If you’re experiencing pelvic girdle pain or sacroiliac joint pain, Jeffcoat says you may not have enough core stability to participate in cycling.

“Especially at higher resistance, the load through the pedal creates a shearing force through the pelvis that can increase pain. If you have low back or neck pain, sometimes a simple bike adjustment will do, or using a general pregnancy support,” she says.

Talking to your OB-GYN about any questions or concerns you have is key to staying safe while cycling.
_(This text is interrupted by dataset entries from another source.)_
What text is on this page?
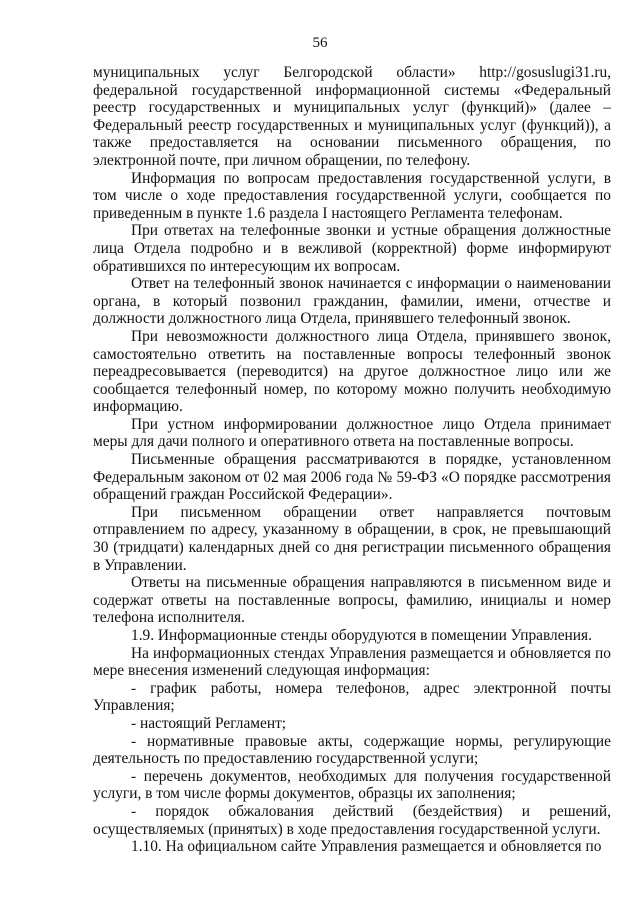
56

муниципальных услуг Белгородской области» http://gosuslugi31.ru, федеральной государственной информационной системы «Федеральный реестр государственных и муниципальных услуг (функций)» (далее – Федеральный реестр государственных и муниципальных услуг (функций)), а также предоставляется на основании письменного обращения, по электронной почте, при личном обращении, по телефону.

Информация по вопросам предоставления государственной услуги, в том числе о ходе предоставления государственной услуги, сообщается по приведенным в пункте 1.6 раздела I настоящего Регламента телефонам.

При ответах на телефонные звонки и устные обращения должностные лица Отдела подробно и в вежливой (корректной) форме информируют обратившихся по интересующим их вопросам.

Ответ на телефонный звонок начинается с информации о наименовании органа, в который позвонил гражданин, фамилии, имени, отчестве и должности должностного лица Отдела, принявшего телефонный звонок.

При невозможности должностного лица Отдела, принявшего звонок, самостоятельно ответить на поставленные вопросы телефонный звонок переадресовывается (переводится) на другое должностное лицо или же сообщается телефонный номер, по которому можно получить необходимую информацию.

При устном информировании должностное лицо Отдела принимает меры для дачи полного и оперативного ответа на поставленные вопросы.

Письменные обращения рассматриваются в порядке, установленном Федеральным законом от 02 мая 2006 года № 59-ФЗ «О порядке рассмотрения обращений граждан Российской Федерации».

При письменном обращении ответ направляется почтовым отправлением по адресу, указанному в обращении, в срок, не превышающий 30 (тридцати) календарных дней со дня регистрации письменного обращения в Управлении.

Ответы на письменные обращения направляются в письменном виде и содержат ответы на поставленные вопросы, фамилию, инициалы и номер телефона исполнителя.

1.9. Информационные стенды оборудуются в помещении Управления.

На информационных стендах Управления размещается и обновляется по мере внесения изменений следующая информация:

- график работы, номера телефонов, адрес электронной почты Управления;

- настоящий Регламент;

- нормативные правовые акты, содержащие нормы, регулирующие деятельность по предоставлению государственной услуги;

- перечень документов, необходимых для получения государственной услуги, в том числе формы документов, образцы их заполнения;

- порядок обжалования действий (бездействия) и решений, осуществляемых (принятых) в ходе предоставления государственной услуги.

1.10. На официальном сайте Управления размещается и обновляется по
With that in mind, here are some questions to consider asking at an early prenatal appointment.

  1. Can I follow the ACOG recommended guidelines for exercise during pregnancy?
  2. Is there any reason I should modify their recommendations?
  3. What types of physical activity should I avoid?
  4. Should I change how I exercise each trimester?

Clocking a few miles on an indoor bike is an excellent form of exercise during pregnancy.

That said, heading outdoors to ride on the road or trail is generally not recommended. If you’re an avid outdoor cyclist and would like to continue riding, you need to get the green light from your healthcare provider.

As your due date approaches, you may need to make some adjustments to the bike and turn down the intensity, but you should be able to cycle indoors all three trimesters. As always, if anything causes pain or discomfort, stop immediately.